3) Twisting the facts: You might think that people who give up say something like “OK, i gave up” but actually giving up can happen in much more complicated ways. One popular example of giving up is twisting the facts so that you don’t blame yourself when you stop trying. “I discovered that i am not lucky”, “If only i was a bit taller” and “I am not talented” are all phrases that people use to twist facts to allow themselves to give up without feeling guilty. A person who believes that he can’t develop social skills because he lacks a certain gene or because he isn’t lucky will never develop them even if you allowed him to socialize for 50 years

4) Depending on intuition: While intuition might help you in some situations still there are other one that require deep acquired knowledge. You can’t depend on intuition to disarm a bomb else you will get yourself killed. Learning is sometimes essential for certain skills to be learned.
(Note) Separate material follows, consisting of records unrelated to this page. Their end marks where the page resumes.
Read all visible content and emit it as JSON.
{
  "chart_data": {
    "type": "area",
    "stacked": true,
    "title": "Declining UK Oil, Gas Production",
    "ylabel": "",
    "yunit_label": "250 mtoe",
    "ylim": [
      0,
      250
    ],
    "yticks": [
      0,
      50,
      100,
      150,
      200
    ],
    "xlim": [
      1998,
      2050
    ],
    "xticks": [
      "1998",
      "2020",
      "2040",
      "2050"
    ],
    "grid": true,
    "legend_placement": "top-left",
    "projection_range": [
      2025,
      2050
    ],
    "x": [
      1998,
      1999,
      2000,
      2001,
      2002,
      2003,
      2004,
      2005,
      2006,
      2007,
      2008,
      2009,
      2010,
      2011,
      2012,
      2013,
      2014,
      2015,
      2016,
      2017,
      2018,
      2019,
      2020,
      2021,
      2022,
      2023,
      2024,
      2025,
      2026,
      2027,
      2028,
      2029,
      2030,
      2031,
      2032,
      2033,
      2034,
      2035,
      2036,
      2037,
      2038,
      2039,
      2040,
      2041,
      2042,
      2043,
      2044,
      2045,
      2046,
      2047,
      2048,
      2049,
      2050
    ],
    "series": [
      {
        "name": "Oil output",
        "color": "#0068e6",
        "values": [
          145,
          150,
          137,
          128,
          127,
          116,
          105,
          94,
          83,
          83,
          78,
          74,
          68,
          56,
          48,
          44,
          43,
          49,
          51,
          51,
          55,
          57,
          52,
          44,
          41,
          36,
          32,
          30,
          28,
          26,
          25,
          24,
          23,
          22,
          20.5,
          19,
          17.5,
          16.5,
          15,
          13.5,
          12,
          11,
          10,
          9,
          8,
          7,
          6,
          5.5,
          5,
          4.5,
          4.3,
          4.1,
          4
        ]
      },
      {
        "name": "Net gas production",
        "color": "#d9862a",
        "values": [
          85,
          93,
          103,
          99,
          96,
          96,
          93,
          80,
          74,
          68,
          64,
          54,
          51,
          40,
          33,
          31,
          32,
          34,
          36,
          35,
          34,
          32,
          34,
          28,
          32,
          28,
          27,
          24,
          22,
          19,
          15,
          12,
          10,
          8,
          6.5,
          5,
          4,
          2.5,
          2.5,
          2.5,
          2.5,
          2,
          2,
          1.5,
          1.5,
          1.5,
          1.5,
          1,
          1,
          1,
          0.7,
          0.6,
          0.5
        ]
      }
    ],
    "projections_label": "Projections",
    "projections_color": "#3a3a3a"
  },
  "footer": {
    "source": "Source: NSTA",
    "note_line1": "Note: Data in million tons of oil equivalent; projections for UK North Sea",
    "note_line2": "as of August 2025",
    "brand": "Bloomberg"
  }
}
For example you might spend years trying to make people love you and your methods might not work just because you don’t know enough about the psychology of love (see my book How to make someone fall in love with you). In other words, trying to develop a skill without properly educating yourself about it is like flying an airplane without reading its manual

The other interesting question is when did you try really hard to learn something? Probably it was out of your comfort zone or something really new or something you simply had no existing knowledge to base off from. I did or well I am. Learning Ruby on Rails as a coding language. The reason based on the motivation types below? Growth. I have to learn and grow and improve. Understanding what happens under the hood of the car is important. The other reason is I have to get in on the act. With all the buzz around startups and tech, why not learn something that allows me to understand them a bit better. If that doesn’t work, at least it would serve as a good conversation starter if I am ever invited to a Google event.

So you can learn something new. It might be difficult and require some time. There are times when you just want to give up.  Don’t be a dinosaur. Change. My father and I can do it. So can you.